The truth settled in Veronica's chest like a stone.
"Don't overthink it," the matriarch advised. "One step at a time. When the seal is imprinted on your blood, you will have what's yours. Like the spiders before you, you will spin your web and consume those caught within it."
Veronica's gaze darkened. "One step at a time."
Her thoughts drifted elsewhere.
She called for Amalda. The redhead entered, clad in leather armor, sharp-eyed yet affectionate.
"I need you for a mission." Veronica's tone was firm. "I never properly compensated you for your last task."
Amalda's gaze softened.
Veronica continued, voice heavier now. "What if I offered you a chance to give him a taste of his own medicine?"
A smile tugged at Amalda's lips. "I have my own plans. But you're my sister first. I'll send you the coordinates. You'll know what to do from there."
Veronica's expression hardened.
"Can't I watch it with you?" Amalda asked.
But Veronica was already turning away. "It's a curse, not a blessing. I'd rather you make someone's life miserable than watch me be a slave to another vow."
Amalda nodded. No more words needed.
And then, Veronica was gone.
---
The hall was vast, its marble floors as cold and unyielding as the weight of tradition. Cloaked figures gathered in silence, watching as Veronica ascended the steps, each footfall echoing like the ticking of a clock.
Anticipation thickened the air.
Her grandmother stood at the altar, flanked by elders draped in white. The ceremony had begun.
The leader of the elders spoke, her voice cutting through the silence.
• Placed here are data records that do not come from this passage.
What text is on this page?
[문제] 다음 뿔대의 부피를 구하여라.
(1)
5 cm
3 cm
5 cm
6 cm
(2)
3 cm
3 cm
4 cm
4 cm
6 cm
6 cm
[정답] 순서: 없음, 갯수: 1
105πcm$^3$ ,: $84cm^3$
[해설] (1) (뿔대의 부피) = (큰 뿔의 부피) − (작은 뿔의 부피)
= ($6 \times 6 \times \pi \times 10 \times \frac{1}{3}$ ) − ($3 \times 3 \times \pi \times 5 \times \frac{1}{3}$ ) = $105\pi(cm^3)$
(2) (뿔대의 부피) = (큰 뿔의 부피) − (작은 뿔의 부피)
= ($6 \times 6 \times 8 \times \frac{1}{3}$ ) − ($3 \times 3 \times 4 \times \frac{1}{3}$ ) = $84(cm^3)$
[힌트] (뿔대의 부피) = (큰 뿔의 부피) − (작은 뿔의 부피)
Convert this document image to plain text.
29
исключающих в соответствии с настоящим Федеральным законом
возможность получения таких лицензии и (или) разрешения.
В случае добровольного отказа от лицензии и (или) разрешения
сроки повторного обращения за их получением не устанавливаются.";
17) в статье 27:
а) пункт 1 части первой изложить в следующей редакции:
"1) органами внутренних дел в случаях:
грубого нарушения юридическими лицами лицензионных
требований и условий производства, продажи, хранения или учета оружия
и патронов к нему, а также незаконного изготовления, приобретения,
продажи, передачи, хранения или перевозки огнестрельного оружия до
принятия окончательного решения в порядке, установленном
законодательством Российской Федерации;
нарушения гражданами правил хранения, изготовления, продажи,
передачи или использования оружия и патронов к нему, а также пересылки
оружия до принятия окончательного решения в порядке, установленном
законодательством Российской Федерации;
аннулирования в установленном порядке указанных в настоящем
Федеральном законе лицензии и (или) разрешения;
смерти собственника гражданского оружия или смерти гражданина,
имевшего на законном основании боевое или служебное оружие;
"In the dawn of freedom, innocence stained our ancestors. The wisdom they sought was a falsehood, leading only to bloodshed. Yet, fortune smiled upon them. The first widow claimed the ground where blood was spilled, and through her sacrifice, she rose to power."
She reached for the dagger upon the altar, its blade gleaming under dim light.
"I, Elysian Preystor, abdicating my mantle, pass it to you, Veronica Preystor. Will you accept your fate, as all before you have?"
The moment stretched, the weight of centuries pressing down.
"I do."
Veronica's voice was steady. Unwavering.
Elysian's bloodied hand met Veronica's, their palms bleeding together, sealing the sacred bond.
The chant rose in intensity. Veronica stood tall. Her fate was now in her hands.
Her grandmother leaned in, whispering, "Carry our legacy well. And do not disappoint me."
Veronica smiled--a calm, cold thing. "On my own terms, you will be satisfied."